A simple comparison between auto insurance and health insurance illustrates why healthcare "reform," as Congress has just adopted it, will probably bankrupt the country, says William Tucker in the American Spectator.

  • Two weeks ago we smashed the side view mirror on our car and had to take it to the shop. A replacement was $250.
  • This week at the dermatologist the doctor took a biopsy on one spot and sent if off to the lab. If it's malignant, I'll have to go back and have a bigger chunk of my cheek removed. The cost of all this? Zero.

As far as auto insurance is concerned, we have it like almost everyone else. It covers major damage.  Several years ago, we bought my son a car and -- typically -- he nearly totaled it within a week. The insurance company paid an astounding $8,000 in repairs but our premiums tripled. That's what "underwriting" is about. After one accident you get moved into a higher risk category. It's what you might call a "pre-existing condition."

As John Goodman and Robert Musgrave wrote in their brilliant analysis, Patient Power, what we are calling "health insurance" is not insurance at all. It is prepaid medical benefits.  Insurance is a way of pooling the risk for major expenses. Prepaid benefit plans try to cover all medical expenses, no matter how small.

Instead of getting a grip on benefits and substituting a policy of health insurance, the Democrats have decided to extend the same unrealistic benefits to everybody.

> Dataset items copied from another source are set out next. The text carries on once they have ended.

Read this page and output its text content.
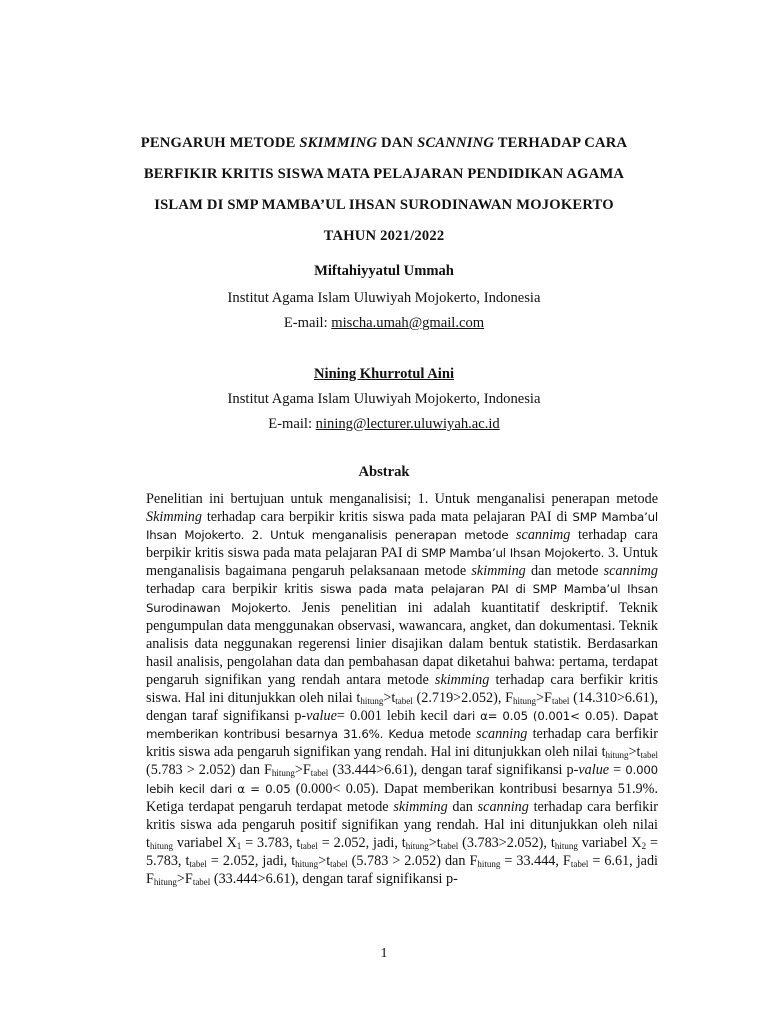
PENGARUH METODE SKIMMING DAN SCANNING TERHADAP CARA
BERFIKIR KRITIS SISWA MATA PELAJARAN PENDIDIKAN AGAMA
ISLAM DI SMP MAMBA’UL IHSAN SURODINAWAN MOJOKERTO
TAHUN 2021/2022
Miftahiyyatul Ummah
Institut Agama Islam Uluwiyah Mojokerto, Indonesia
E-mail: mischa.umah@gmail.com
Nining Khurrotul Aini
Institut Agama Islam Uluwiyah Mojokerto, Indonesia
E-mail: nining@lecturer.uluwiyah.ac.id
Abstrak
Penelitian ini bertujuan untuk menganalisisi; 1. Untuk menganalisi penerapan metode Skimming terhadap cara berpikir kritis siswa pada mata pelajaran PAI di SMP Mamba’ul Ihsan Mojokerto. 2. Untuk menganalisis penerapan metode scannimg terhadap cara berpikir kritis siswa pada mata pelajaran PAI di SMP Mamba’ul Ihsan Mojokerto. 3. Untuk menganalisis bagaimana pengaruh pelaksanaan metode skimming dan metode scannimg terhadap cara berpikir kritis siswa pada mata pelajaran PAI di SMP Mamba’ul Ihsan Surodinawan Mojokerto. Jenis penelitian ini adalah kuantitatif deskriptif. Teknik pengumpulan data menggunakan observasi, wawancara, angket, dan dokumentasi. Teknik analisis data neggunakan regerensi linier disajikan dalam bentuk statistik. Berdasarkan hasil analisis, pengolahan data dan pembahasan dapat diketahui bahwa: pertama, terdapat pengaruh signifikan yang rendah antara metode skimming terhadap cara berfikir kritis siswa. Hal ini ditunjukkan oleh nilai $t_{hitung}>t_{tabel}$ (2.719>2.052), $F_{hitung}>F_{tabel}$ (14.310>6.61), dengan taraf signifikansi p-value= 0.001 lebih kecil dari α= 0.05 (0.001< 0.05). Dapat memberikan kontribusi besarnya 31.6%. Kedua metode scanning terhadap cara berfikir kritis siswa ada pengaruh signifikan yang rendah. Hal ini ditunjukkan oleh nilai $t_{hitung}>t_{tabel}$ (5.783 > 2.052) dan $F_{hitung}>F_{tabel}$ (33.444>6.61), dengan taraf signifikansi p-value = 0.000 lebih kecil dari α = 0.05 (0.000< 0.05). Dapat memberikan kontribusi besarnya 51.9%. Ketiga terdapat pengaruh terdapat metode skimming dan scanning terhadap cara berfikir kritis siswa ada pengaruh positif signifikan yang rendah. Hal ini ditunjukkan oleh nilai $t_{hitung}$ variabel $X_1 = 3.783$, $t_{tabel} = 2.052$, jadi, $t_{hitung}>t_{tabel}$ (3.783>2.052), $t_{hitung}$ variabel $X_2 = 5.783$, $t_{tabel} = 2.052$, jadi, $t_{hitung}>t_{tabel}$ (5.783 > 2.052) dan $F_{hitung} = 33.444$, $F_{tabel} = 6.61$, jadi $F_{hitung}>F_{tabel}$ (33.444>6.61), dengan taraf signifikansi p-
1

The Wall Street Journal recently informed us that once Obamacare passed, three big changes would materialize within six months:

  • Insurers wouldn't be allowed to cancel policies just because a person became sick or to place lifetime caps on care.
  • New insurance plans would have to pay full cost of certain preventive care and exempt such care from deductibles.
  • Children could stay on their parents' insurance policies until their 26th birthday.

The last may help the insurance companies since young people are generally healthier -- except that people probably won't sign up until their children get sick. The first two items, however, are a recipe for insurance company disaster. The first will encourage people to wait until they're sick before buying insurance. The second will encourage extraordinary overuse.

The results will be insurance company bankruptcies. At that point we'll have to have a "public option." There will be no one left selling health insurance.

The only way to avoid this road to bankruptcy for the entire country is to restore individual responsibility in the system.  Allow everyone $3,000 tax-free savings account to pay for their basic medical costs. Then let them buy so-called "catastrophic insurance" -- which is really just ordinary insurance - to cover serious medical expenses, says Tucker.